SEOUL: Oil prices rose on Tuesday on signs Iranian oil exports this month have fallen from September ahead of US sanctions against Tehran that are set to start in November.
International benchmark Brent crude for December delivery rose 27 cents, or 0.33 percent, to $81.05 per barrel by 0325 GMT.
US West Texas Intermediate crude for November delivery was up 12 cents at $71.90 a barrel.
Iran has exported 1.33 million barrels per day (bpd) to countries including India, China and Turkey in the first two weeks of October, according to Refinitiv Eikon data. That was down from 1.6 million bpd in September, the data showed.
The October exports are a sharp drop from the 2.5 million bpd exported in April before US President Donald Trump withdrew from a multi-lateral nuclear deal with Iran in May and ordered the re-imposition of economic sanctions on the country, the third-largest producer among the members of the Organization of the Petroleum Exporting Countries (OPEC).
The sanctions on Iran’s petroleum sector will go into effect on November 4.
“Uncertainties will remain until Nov. 4 when it would be clear whether the United States would want to cut Iran oil exports to zero or grant waivers,” said Vincent Hwang, commodity analyst at NH Investment & Securities in Seoul.
“Brent prices are likely stay in the range of $80 a barrel or slightly higher, while WTI prices are likely to be $70-$75 a barrel,” Hwang added.
With the world’s only sizable spare oil output capacity, Saudi Arabia is expected to export more to offset the loss of Iranian oil supply from the sanctions.
Saudi Arabia’s Energy Minister Khalid Al-Falih said on Monday at a conference in New Delhi that the kingdom is committed to meeting India’s rising oil demand and is the “shock absorber” for supply disruptions in the oil market.

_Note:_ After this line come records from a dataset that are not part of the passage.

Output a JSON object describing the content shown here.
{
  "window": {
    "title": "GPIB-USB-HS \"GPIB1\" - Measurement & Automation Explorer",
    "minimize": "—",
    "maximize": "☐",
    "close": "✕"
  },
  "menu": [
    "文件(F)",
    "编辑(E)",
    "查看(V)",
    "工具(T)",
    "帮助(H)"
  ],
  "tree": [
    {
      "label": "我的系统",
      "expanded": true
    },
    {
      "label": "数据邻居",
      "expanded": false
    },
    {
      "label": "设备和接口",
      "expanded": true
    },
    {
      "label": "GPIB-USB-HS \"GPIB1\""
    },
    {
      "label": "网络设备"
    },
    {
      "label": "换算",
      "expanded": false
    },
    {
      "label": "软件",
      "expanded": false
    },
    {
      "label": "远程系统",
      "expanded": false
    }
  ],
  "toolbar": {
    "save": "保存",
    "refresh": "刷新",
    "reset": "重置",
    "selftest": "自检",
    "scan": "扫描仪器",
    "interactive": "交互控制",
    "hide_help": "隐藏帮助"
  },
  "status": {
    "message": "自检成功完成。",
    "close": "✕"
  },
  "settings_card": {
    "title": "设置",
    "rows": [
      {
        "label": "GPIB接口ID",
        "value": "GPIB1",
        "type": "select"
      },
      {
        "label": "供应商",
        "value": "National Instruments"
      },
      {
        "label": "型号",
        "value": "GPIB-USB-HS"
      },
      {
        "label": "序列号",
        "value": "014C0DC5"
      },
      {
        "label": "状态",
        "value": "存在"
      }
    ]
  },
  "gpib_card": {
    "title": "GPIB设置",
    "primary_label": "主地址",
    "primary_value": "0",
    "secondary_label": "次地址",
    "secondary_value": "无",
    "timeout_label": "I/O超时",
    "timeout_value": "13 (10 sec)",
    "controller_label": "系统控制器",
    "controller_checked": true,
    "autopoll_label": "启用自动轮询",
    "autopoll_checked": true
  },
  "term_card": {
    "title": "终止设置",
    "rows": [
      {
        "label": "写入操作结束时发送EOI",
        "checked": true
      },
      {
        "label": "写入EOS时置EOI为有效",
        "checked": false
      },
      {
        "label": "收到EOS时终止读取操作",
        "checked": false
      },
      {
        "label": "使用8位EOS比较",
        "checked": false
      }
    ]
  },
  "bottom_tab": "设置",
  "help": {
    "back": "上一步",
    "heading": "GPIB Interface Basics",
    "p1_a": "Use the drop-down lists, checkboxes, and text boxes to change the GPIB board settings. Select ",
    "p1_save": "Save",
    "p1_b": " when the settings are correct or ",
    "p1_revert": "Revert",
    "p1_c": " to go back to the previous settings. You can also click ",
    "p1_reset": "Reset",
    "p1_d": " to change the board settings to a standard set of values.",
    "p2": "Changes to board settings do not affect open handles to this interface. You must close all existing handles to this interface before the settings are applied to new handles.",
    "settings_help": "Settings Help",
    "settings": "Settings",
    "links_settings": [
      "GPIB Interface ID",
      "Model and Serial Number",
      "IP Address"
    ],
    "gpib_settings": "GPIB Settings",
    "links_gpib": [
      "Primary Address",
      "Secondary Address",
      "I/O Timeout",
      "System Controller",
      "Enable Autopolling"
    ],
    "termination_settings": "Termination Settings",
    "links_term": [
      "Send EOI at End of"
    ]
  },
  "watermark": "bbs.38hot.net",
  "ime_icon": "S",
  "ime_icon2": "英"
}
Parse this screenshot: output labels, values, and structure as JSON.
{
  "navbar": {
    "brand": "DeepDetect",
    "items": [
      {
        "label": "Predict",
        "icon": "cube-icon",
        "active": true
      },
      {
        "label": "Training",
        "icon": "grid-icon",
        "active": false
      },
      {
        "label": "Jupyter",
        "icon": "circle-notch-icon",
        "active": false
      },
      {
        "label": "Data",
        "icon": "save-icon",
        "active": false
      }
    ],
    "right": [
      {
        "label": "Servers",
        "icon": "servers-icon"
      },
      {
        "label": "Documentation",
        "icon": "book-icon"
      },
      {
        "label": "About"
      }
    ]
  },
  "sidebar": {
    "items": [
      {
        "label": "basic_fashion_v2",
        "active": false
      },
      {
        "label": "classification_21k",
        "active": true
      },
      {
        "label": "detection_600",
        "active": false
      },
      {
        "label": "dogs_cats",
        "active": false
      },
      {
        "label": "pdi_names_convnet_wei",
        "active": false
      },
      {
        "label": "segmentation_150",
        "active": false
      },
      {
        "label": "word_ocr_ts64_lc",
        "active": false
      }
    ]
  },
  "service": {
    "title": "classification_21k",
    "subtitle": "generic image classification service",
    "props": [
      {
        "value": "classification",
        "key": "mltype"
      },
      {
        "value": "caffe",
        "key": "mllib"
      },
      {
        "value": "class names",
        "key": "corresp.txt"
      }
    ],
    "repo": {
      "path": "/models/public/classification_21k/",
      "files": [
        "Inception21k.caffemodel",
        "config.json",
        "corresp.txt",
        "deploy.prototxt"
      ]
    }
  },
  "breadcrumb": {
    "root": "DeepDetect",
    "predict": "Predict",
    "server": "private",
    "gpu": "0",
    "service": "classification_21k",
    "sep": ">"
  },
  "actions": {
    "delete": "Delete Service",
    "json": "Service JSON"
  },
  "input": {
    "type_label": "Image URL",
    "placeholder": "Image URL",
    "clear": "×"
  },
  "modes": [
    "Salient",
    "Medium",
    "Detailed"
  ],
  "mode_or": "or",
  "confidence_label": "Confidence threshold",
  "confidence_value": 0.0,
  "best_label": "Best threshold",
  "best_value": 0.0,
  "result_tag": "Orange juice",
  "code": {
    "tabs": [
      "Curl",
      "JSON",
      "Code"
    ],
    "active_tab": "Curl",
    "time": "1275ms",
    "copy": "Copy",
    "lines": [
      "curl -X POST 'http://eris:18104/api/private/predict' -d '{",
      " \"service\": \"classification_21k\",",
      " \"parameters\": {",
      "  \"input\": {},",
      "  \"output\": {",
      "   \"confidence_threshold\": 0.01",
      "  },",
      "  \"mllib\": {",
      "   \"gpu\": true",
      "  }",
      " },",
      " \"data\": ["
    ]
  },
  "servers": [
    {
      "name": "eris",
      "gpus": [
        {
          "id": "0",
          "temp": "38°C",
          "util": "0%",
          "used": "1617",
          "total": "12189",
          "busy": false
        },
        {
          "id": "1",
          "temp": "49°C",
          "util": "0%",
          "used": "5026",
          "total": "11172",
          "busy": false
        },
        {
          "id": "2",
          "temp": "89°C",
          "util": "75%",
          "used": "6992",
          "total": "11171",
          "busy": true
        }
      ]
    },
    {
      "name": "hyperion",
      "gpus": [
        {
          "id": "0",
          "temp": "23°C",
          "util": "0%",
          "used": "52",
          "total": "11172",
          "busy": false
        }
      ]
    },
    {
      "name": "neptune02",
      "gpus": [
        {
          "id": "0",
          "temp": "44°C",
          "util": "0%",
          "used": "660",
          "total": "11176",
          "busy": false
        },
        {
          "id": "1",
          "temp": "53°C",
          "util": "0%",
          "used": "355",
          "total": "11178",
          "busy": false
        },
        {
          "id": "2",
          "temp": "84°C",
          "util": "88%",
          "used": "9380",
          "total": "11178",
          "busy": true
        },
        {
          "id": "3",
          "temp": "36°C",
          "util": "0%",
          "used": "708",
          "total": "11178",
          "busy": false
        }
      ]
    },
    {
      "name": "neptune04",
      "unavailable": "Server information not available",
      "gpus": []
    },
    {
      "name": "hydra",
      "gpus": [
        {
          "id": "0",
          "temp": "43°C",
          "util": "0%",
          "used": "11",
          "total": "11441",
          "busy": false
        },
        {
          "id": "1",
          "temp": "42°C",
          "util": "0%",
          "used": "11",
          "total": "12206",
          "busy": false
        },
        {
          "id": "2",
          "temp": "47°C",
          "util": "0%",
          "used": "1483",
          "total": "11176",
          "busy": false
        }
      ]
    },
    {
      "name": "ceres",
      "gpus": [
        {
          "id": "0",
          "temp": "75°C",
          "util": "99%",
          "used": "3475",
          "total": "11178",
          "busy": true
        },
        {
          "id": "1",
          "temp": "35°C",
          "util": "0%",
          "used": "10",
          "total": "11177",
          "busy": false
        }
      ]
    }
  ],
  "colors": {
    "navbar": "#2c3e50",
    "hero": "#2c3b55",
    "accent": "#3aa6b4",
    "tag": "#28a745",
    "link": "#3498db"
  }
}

US crude stockpiles were forecast to have risen for the fourth straight week by about 1.1 million barrels in the week ended October 12, according to a Reuters poll ahead of reports from the American Petroleum Institute (API) and the US Department of Energy’s Energy Information Administration (EIA).
The API’s data is due for publication at 4:30pm on Tuesday, and the EIA report is due at 10:30am on Wednesday.